Unsere Themen heute:

  • Bundesverkehrsminister Volker Wissing war am Donnerstag bei einem Hauptstadt-Live auf der Pioneer One. Mit der Deutschen Bahn hat der Minister so einiges vor.

  • Auch der gemeinsame Antrag zu Waffenlieferungen beendet nicht den Streit zwischen Union und SPD zum Sondervermögen für Militärausgaben. Wir wissen, worum es geht.

  • Die CSU präsentiert ihre Vorstellungen für eine Neuausrichtung der deutschen Rüstungspolitik. Wir haben die Details.

  • Nächste Woche ist das Ampel-Kabinett zur Kabinettsklausur in Meseberg verabredet. Es geht um die Auswirkungen des Ukraine-Kriegs aber auch ums Teambuilding.

Wissings Bahn-Plan

Dieser Mann kann sich über Unterbeschäftigung im Augenblick nicht beklagen. Im vergangenen Herbst ist der FDP-Politiker als Generalsekretär seiner Partei einer der Architekten des Ampel-Koalitionsvertrags gewesen. Inzwischen führt Volker Wissing das Bundesministerium für Digitales und Verkehr.

Am Donnerstag war er an Bord unseres Redaktionsschiffs, stellte sich bei einem Hauptstadt-Live unseren Fragen zu seinen Themen.

Volker Wissing beim Hauptstadt-Live  © Anne Hufnagl

Eine seiner größten Herausforderungen im neuen Amt ist die Deutsche Bahn. Und das nicht nur, weil der Staatskonzern gerade Tag für Tag eine „Schienenbrücke“ über Polen in die Ukraine organisiert. Täglich rollen Züge mit Hilfsgütern in die Ukraine.

Dazu sagte Wissing:

Die Bahn erlebt eine Renaissance nicht nur vor dem Hintergrund des Klimawandels oder der Bekämpfung des Klimawandels, sondern auch vor dem Hintergrund, dass dieser Krieg uns vor Augen geführt hat, dass die Bahn für uns ein Sicherheitsfaktor ist.

Deutsche Bahn © imago

Früh in seiner Amtszeit hatte Wissing angekündigt, die Bahn besser und vor allem pünktlicher machen zu wollen. Tatsächlich ist der Staatskonzern ein Sanierungsfall: Verschuldung, Finanz- und Nachholbedarf sind hoch.

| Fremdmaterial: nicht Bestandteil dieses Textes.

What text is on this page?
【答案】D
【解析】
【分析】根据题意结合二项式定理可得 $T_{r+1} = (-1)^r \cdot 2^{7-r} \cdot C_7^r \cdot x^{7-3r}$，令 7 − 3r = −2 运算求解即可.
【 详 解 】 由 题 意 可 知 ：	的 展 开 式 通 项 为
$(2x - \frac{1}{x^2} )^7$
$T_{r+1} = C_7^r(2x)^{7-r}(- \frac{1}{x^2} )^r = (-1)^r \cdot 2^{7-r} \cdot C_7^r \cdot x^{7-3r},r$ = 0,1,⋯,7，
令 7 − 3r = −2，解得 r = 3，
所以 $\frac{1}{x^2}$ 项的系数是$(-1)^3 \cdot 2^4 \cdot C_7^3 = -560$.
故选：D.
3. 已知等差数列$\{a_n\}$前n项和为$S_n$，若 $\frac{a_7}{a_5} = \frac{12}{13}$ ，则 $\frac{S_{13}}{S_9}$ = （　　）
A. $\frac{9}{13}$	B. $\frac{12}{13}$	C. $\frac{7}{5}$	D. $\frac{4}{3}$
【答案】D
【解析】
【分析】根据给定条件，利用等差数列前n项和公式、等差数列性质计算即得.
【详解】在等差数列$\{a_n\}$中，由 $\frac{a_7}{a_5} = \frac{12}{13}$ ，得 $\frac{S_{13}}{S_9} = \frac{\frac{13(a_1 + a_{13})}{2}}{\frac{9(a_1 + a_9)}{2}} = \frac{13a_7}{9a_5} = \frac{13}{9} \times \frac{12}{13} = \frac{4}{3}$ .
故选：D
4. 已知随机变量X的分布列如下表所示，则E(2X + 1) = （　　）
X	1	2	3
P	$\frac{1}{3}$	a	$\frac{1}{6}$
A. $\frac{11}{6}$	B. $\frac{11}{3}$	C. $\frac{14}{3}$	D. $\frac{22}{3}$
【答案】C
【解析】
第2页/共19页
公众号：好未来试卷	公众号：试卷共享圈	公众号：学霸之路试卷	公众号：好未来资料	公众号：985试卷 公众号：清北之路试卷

Die Bahn habe sich zwar in den letzten Jahren deutlich verbessert, meint der Minister. Es gebe jedoch "ein paar Dinge, die man noch besser machen kann und die wir auch jetzt besser machen wollen": Das mit der Pünktlichkeit zum Beispiel.

Pünktlich bei der Bahn gibt es dafür eine eigene Definition. Bis zu sechs Minuten Verspätung sind danach okay. Erst wenn es mehr wird, geht es in die offizielle Statistik ein. Wissing lässt hier neue Regeln prüfen. "Das muss man sich anschauen", sagt er.

Wissing dämpft jedoch die Erwartungen:

Ich glaube, wir werden nicht jede Verspätung vermeiden können, wir müssen auch ehrlich zueinander sein. Ich sehe einen großen Schlüssel darin, dass wir die Beeinträchtigung des Netzbetriebs durch Baustellen auf ein Minimum reduzieren.

Volker Wissing im Gespräch mit Rasmus Buchsteiner und Michael Bröcker © Anne Hufnagl

Diese Woche hat der Verkehrsminister das so genannte 9-Euro-Ticket durchs Kabinett gebracht als Teil des Entlastungspakets der Ampel.

Von Anfang Juni bis Ende August soll jeder für 9 Euro pro Monat im ÖPNV unterwegs sein können und zwar bundesweit. Am 19. Mai soll das Gesetz vom Bundestag beschlossen werden, einen Tag später vom Bundesrat.

Nur: Dass das Ganze ein Erfolg wird, ist keinesfalls sicher.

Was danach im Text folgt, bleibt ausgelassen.